Module agreement
source code
Implementations of inter-annotator agreement coefficients surveyed by Artstein
and Poesio (2007), Inter-Coder Agreement for Computational Linguistics.
An agreement coefficient calculates the amount that annotators agreed on label
assignments beyond what is expected by chance.
In defining the AnnotationTask class, we use naming conventions similar to the
paper's terminology. There are three types of objects in an annotation task:
the coders (variables "c" and "C")
the items to be annotated (variables "i" and "I")
the potential categories to be assigned (variables "k" and "K")

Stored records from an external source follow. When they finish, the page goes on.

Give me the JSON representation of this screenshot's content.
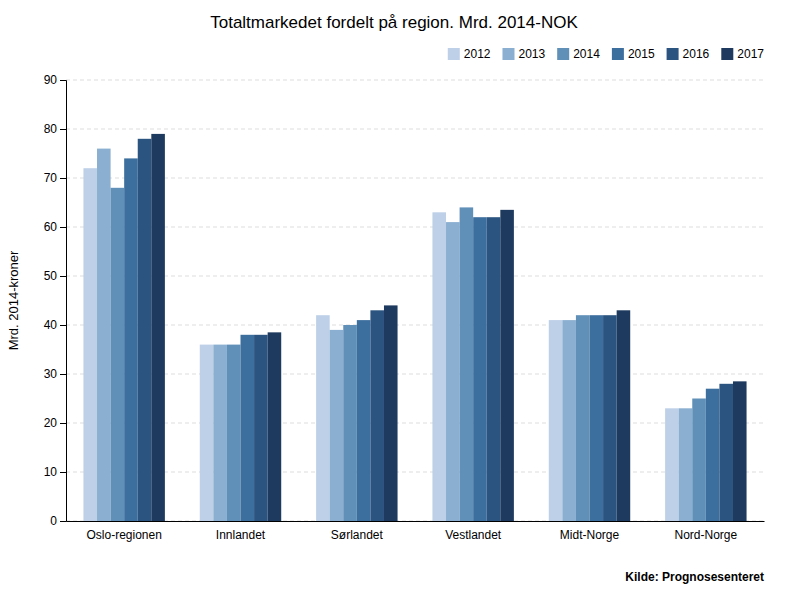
{
  "chart_data": {
    "type": "bar",
    "title": "Totaltmarkedet fordelt på region. Mrd. 2014-NOK",
    "ylabel": "Mrd. 2014-kroner",
    "annotations": [
      "Kilde: Prognosesenteret"
    ],
    "categories": [
      "Oslo-regionen",
      "Innlandet",
      "Sørlandet",
      "Vestlandet",
      "Midt-Norge",
      "Nord-Norge"
    ],
    "series": [
      {
        "name": "2012",
        "color": "#bdd0e8",
        "values": [
          72,
          36,
          42,
          63,
          41,
          23
        ]
      },
      {
        "name": "2013",
        "color": "#8aafd0",
        "values": [
          76,
          36,
          39,
          61,
          41,
          23
        ]
      },
      {
        "name": "2014",
        "color": "#6090b8",
        "values": [
          68,
          36,
          40,
          64,
          42,
          25
        ]
      },
      {
        "name": "2015",
        "color": "#3d6f9e",
        "values": [
          74,
          38,
          41,
          62,
          42,
          27
        ]
      },
      {
        "name": "2016",
        "color": "#2c5480",
        "values": [
          78,
          38,
          43,
          62,
          42,
          28
        ]
      },
      {
        "name": "2017",
        "color": "#1e3a5f",
        "values": [
          79,
          38.5,
          44,
          63.5,
          43,
          28.5
        ]
      }
    ],
    "ylim": [
      0,
      90
    ],
    "yticks": [
      0,
      10,
      20,
      30,
      40,
      50,
      60,
      70,
      80,
      90
    ],
    "grid": true,
    "legend": "upper right"
  }
}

Additionally, it is often the case that we don't want to treat two different
labels as complete disagreement, and so the AnnotationTask constructor can also
take a distance metric as a final argument. Distance metrics are simply
functions that take two arguments, and return a value between 0.0 and 1.0
indicating the distance between them. If not supplied, the default is binary
comparison between the arguments.
The simplest way to initialize an AnnotationTask is with a list of equal-length
lists, each containing a coder's assignments for all objects in the task:
task = AnnotationTask([],[],[])
Alpha (Krippendorff 1980)
Kappa (Cohen 1960)
S (Bennet, Albert and Goldstein 1954)
Pi (Scott 1955)
TODO: Describe handling of multiple coders and missing data
Expected results from the Artstein and Poesio survey paper:
>>> t = AnnotationTask(data=[x.split() for x in open("%sartstein_poesio_example.txt" % (__file__.replace("__init__.py", "")))])
>>> t.avg_Ao()
0.88
>>> t.pi()
0.7995322418977614
>>> t.S()
0.81999999999999984